Free exchange | Criminal justice

Longer jail sentences do deter crime, but only up to a point

By S.K. | LONDON

DO CRIMINALS trade short-term gain for long-term pain? Economists have long suspected that those who commit crimes place less value on the future than law-abiding citizens. But they have mostly struggled to find hard evidence that criminals think about sentence lengths at all. A review by Steven Durlauf of the University of Wisconsin and Daniel Nagin at Carnegie Mellon University found little evidence that criminals responded to harsher sentencing, and much stronger evidence that increasing the certainty of punishment deterred crime. This matters for policy, as it suggests that locking vast numbers of people in jail is not only expensive, but useless as a deterrent.

A new working paper presented at the Royal Economic Society annual conference, by Giovanni Mastrobuoni at the University of Essex and David Rivers at the University of Western Ontario, provides new evidence that the story is a little more nuanced; criminals do value the future, just not as much as the average person. Harsher sentences work as a deterrent, but only up to a point.

The economists take advantage of an Italian policy reform in 2006, where more than a third of the Italian prison population was released. Their get-out-of-jail-free card came with one caveat: if they were caught breaking the law again, their unserved sentence would be automatically added to the new one. This was a boon for the economists, as it meant that otherwise very similar people faced gentler or harsher sentences for future crimes, depending on how much time they had left on their existing sentence (i.e. when they had committed their original crime). The economists combined this with information on reoffending rates, to see if people with harsher sentences were less likely to reoffend.

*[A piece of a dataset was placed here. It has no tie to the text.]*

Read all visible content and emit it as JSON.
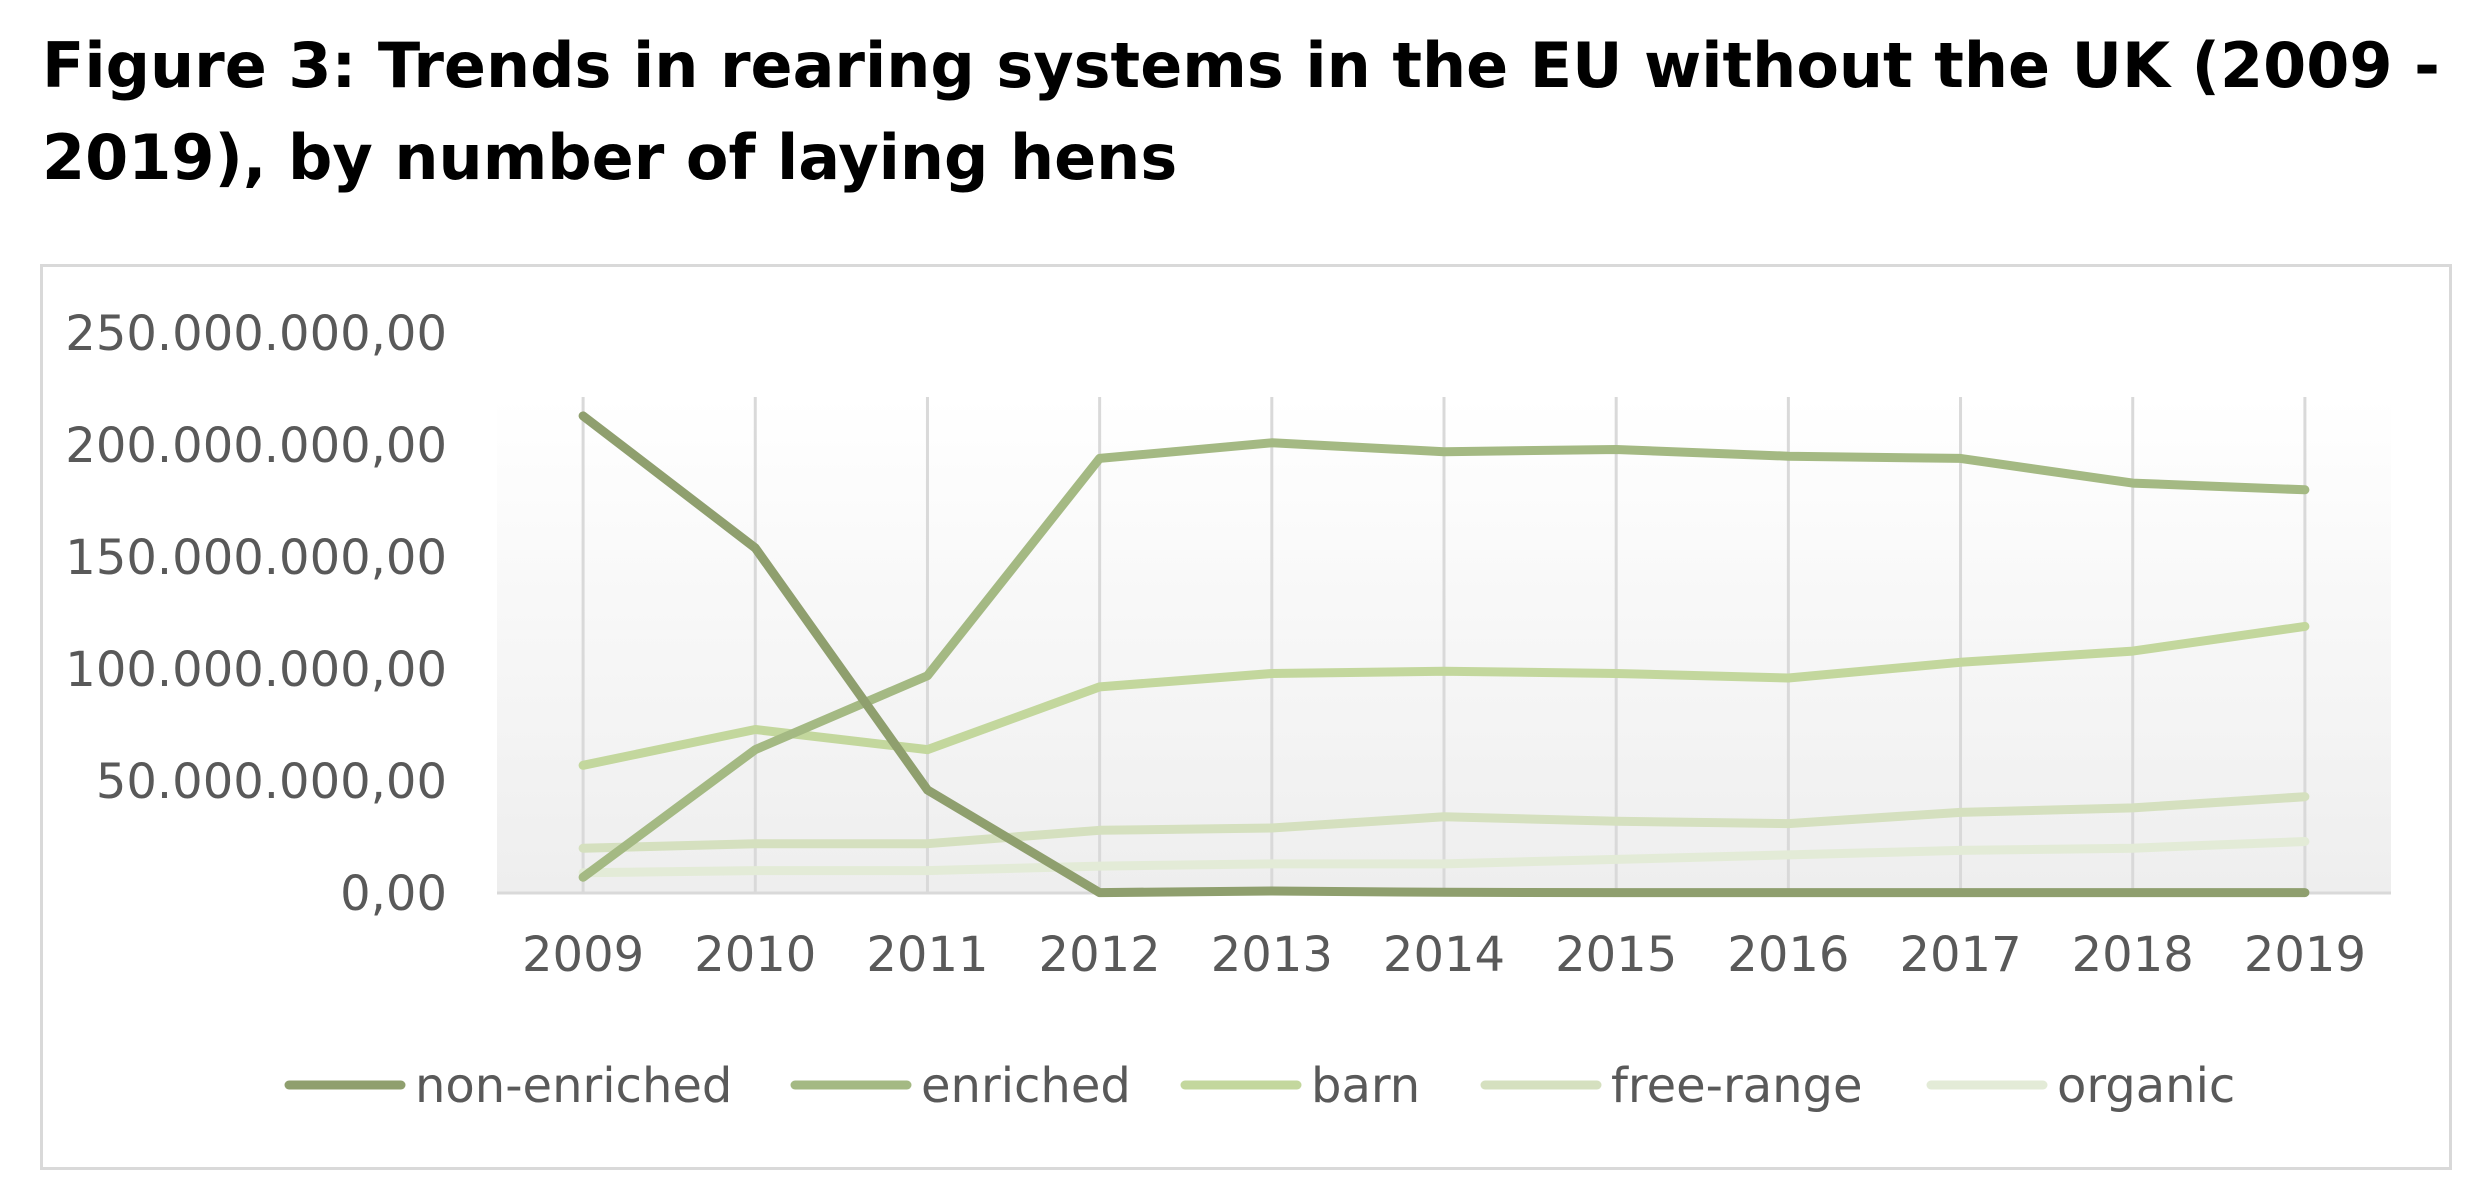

They found that the convicts did seem to respond to the harsher sentences. They estimated that previously convicted criminals discount the future at a rate of 0.74: in other words, they care about events in one year’s time around three quarters as much as events today. This compares to discount rates of around 0.95 more common in the population at large. The economists compare different groups; the highly educated are most sensitive to heftier sentences, while immigrants and drug-offenders are least sensitive. Their study is limited as it concentrates on a group of people who have already served jail time, who might be quite different to the wider population of potential criminals. For example, they are more likely to be aware of sentencing rules, and so could be more sensitive to the deterrent effects of longer sentences.

With that caveat in mind, their results have several implications for criminal justice policy. First, longer sentences might work better to deter white-collar crime than drug offences. Second, while longer sentences do have some deterrent effect, they are concentrated in the first few years. A mandatory minimum sentence of ten years with a threat of an extra ten depending on the nature of the crime may deter some crimes. But the extra ten years will be less effective as a deterrent than the threat of five years on top of a five year mandatory minimum. According to the estimates in the paper, criminals worry about the extra five years four times as much as the extra ten.

This result should be a win-win for policymakers. Shorter mandatory minimum sentences could improve the deterrent effect of (discretionary) extra jail time for worse crimes, save public money, and restore people's freedom. Policymakers in America, where 2.2 million Americans were incarcerated in 2014, seem to be coming round to this idea. Reform of the criminal justice system is one of the few causes that still has bipartisan support; the Sentencing Reform and Corrections Act of 2015, which would reduce mandatory minimum sentences for crimes including some drug offences, is currently going through Congress. And last week, the Maryland Senate approved a bill that would put more emphasis on treatment rather than punishment.

Economists have a lot to offer in this field, as they can work out which (and how much) incentives matter. But policymakers should use their results with care; although criminals may adjust their decisions depending on the severity of punishment and the chances of getting caught, their preferences may not be fixed. Understanding why criminals are short-termist could be just as important for cutting crime as knowing how to set sentences.